The defendants denied that any loan was made or that any money was paid by plaintiff to the uncle at their request, and their version of the transaction was that upon plaintiff’s suggestion, and for the purpose of inducing other relatives of the uncle to help him carry his investments and receive the income therefrom they agreed with the plaintiff and did make out the two notes; that plaintiff said he would show these notes to other relatives of the uncle, and as they were payable to the order of the maker the defendants were safe, as they could not be negotiated; that if sufficient financial help was procured by plaintiff for the uncle from other relatives defendants would put up the money for the notes and they would go down to the brokers and take the stock for the money to be paid; that the notes were signed on the date which appears thereon, May eighteenth, and were given to the uncle, not to the plaintiff; that some time after giving the notes they inquired of the plaintiff as to what was being done in the matter, and plaintiff replied that it was hard to get everybody to put up the money and that whenever he got the money from the other parties he would inform the defendants, and that some months afterwards they demanded the return of the notes from the plaintiff, but never received them back.

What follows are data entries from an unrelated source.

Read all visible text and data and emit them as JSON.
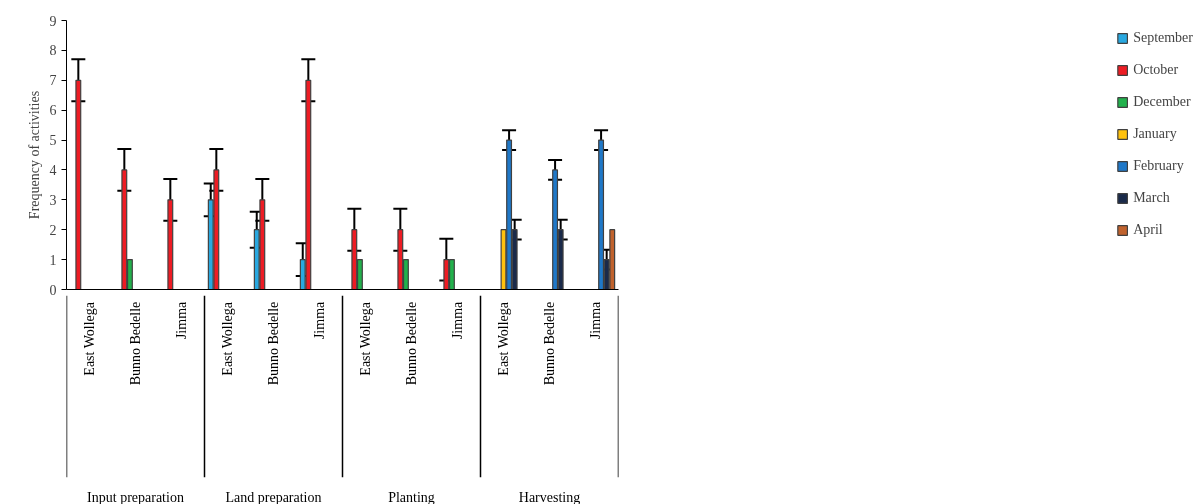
{
  "chart_data": {
    "type": "bar",
    "ylabel": "Frequency of activities",
    "categories": [
      "East Wollega",
      "Bunno Bedelle",
      "Jimma",
      "East Wollega",
      "Bunno Bedelle",
      "Jimma",
      "East Wollega",
      "Bunno Bedelle",
      "Jimma",
      "East Wollega",
      "Bunno Bedelle",
      "Jimma"
    ],
    "annotations": [
      "Input preparation",
      "Land preparation",
      "Planting",
      "Harvesting"
    ],
    "series": [
      {
        "name": "September",
        "color": "#29a8e0",
        "values": [
          null,
          null,
          null,
          3,
          2,
          1,
          null,
          null,
          null,
          null,
          null,
          null
        ],
        "errors": [
          null,
          null,
          null,
          0.55,
          0.6,
          0.55,
          null,
          null,
          null,
          null,
          null,
          null
        ]
      },
      {
        "name": "October",
        "color": "#ed1c24",
        "values": [
          7,
          4,
          3,
          4,
          3,
          7,
          2,
          2,
          1,
          null,
          null,
          null
        ],
        "errors": [
          0.7,
          0.7,
          0.7,
          0.7,
          0.7,
          0.7,
          0.7,
          0.7,
          0.7,
          null,
          null,
          null
        ]
      },
      {
        "name": "December",
        "color": "#22b14c",
        "values": [
          null,
          1,
          null,
          null,
          null,
          null,
          1,
          1,
          1,
          null,
          null,
          null
        ]
      },
      {
        "name": "January",
        "color": "#ffc20e",
        "values": [
          null,
          null,
          null,
          null,
          null,
          null,
          null,
          null,
          null,
          2,
          null,
          null
        ]
      },
      {
        "name": "February",
        "color": "#1f78c8",
        "values": [
          null,
          null,
          null,
          null,
          null,
          null,
          null,
          null,
          null,
          5,
          4,
          5
        ],
        "errors": [
          null,
          null,
          null,
          null,
          null,
          null,
          null,
          null,
          null,
          0.33,
          0.33,
          0.33
        ]
      },
      {
        "name": "March",
        "color": "#1a2a4a",
        "values": [
          null,
          null,
          null,
          null,
          null,
          null,
          null,
          null,
          null,
          2,
          2,
          1
        ],
        "errors": [
          null,
          null,
          null,
          null,
          null,
          null,
          null,
          null,
          null,
          0.33,
          0.33,
          0.33
        ]
      },
      {
        "name": "April",
        "color": "#c0622d",
        "values": [
          null,
          null,
          null,
          null,
          null,
          null,
          null,
          null,
          null,
          null,
          null,
          2
        ]
      }
    ],
    "ylim": [
      0,
      9
    ],
    "yticks": [
      0,
      1,
      2,
      3,
      4,
      5,
      6,
      7,
      8,
      9
    ],
    "grid": false,
    "legend": "right"
  }
}
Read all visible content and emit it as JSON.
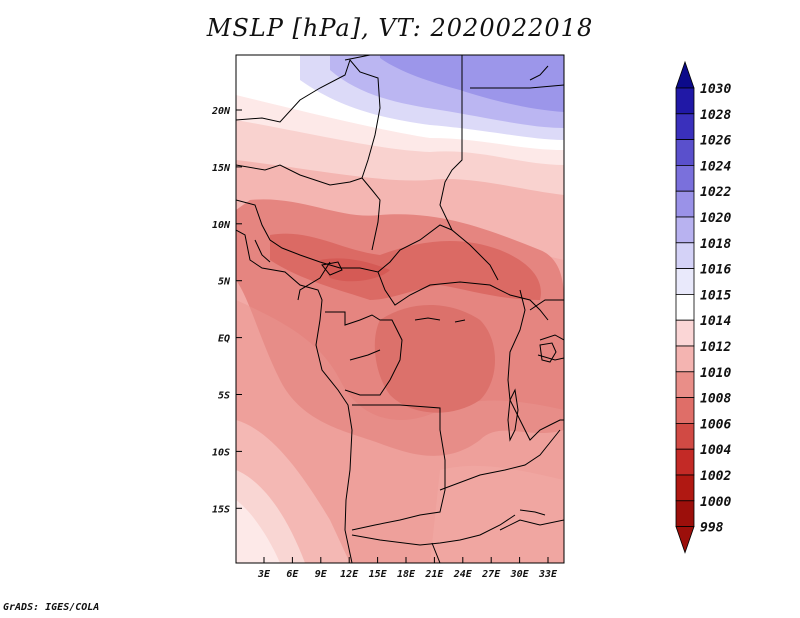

The issues were sharply contested, and it is apparent that appellants have cause to complain of rulings of the trial court in the admission and rejection of evidence and the conduct of the trial. Over the objection and exception of the defendants plaintiff’s counsel was allowed upon their cross-examination to question them as to what occurred five or six years before when the office of plaintiff’s counsel drew papers for the dissolution of a copartnership to which either or both defendants belonged, there being no connection at all between the matters inquired about and the issues in this action, and the credibility of the defendants being in no respect affected by the inquiry. The learned trial court also took a hand in the cross-examination of the defendants, but without any protest from their counsel. And when the defendants rested the plaintiff was called in rebuttal, and before any question was put to the plaintiff . defendants ’ counsel asked permission to reopen their case, which request was denied by the court.

Bearing in mind the fact that defendants’ notes given to plaintiff and which he testified were signed and delivered on May ninth, immediately before he made the loans, were actually dated May eighteenth, defendants’ counsel asked the court to charge that if any moneys were advanced by the plaintiff prior to the time he asked defendants to give these notes, then there can be no recovery for any moneys on the alleged notes.” The court declined to so charge, and defendants excepted; whereupon the court said, ‘ ‘ This is not an action brought upon the notes. I will say to the jury that if that money was loaned, regardless of what these pieces of paper were given for, that these papers are merely to be given such weight as you in your judgment may deem proper; but the payment, if there was a loan, must have been at a date subsequent to the time these papers were signed.” Defendants’ counsel then asked the court to charge that the presumption was that the notes were signed on the day they bear date, and the court declined to make such charge, placing the refusal upon the ground that they were not negotiable instruments, to which ruling exception was taken.

Although the notes without indorsement were incomplete as negotiable instruments (Neg. Inst. Law, § 320) and therefore not entitled to the statutory presumption that they were signed on the day of their date (Id. § 30), I think they are entitled to the benefit of the common-law presumption that facts which usually and regularly co-exist in business affairs are presumed in the absence of evidence to the contrary to co-exist in any particular case (16 Cyc. 1072), and the refusal to charge as requested upon a matter which bore so directly on the crucial point in the case was prejudicial to the defendants.

It follows that the judgments must be reversed and a new trial awarded in each case, with costs of the appeal to the appellants to abide the event.

Mullan, J., dissents.

Judgments reversed and new trial ordered, with costs to appellants to abide event.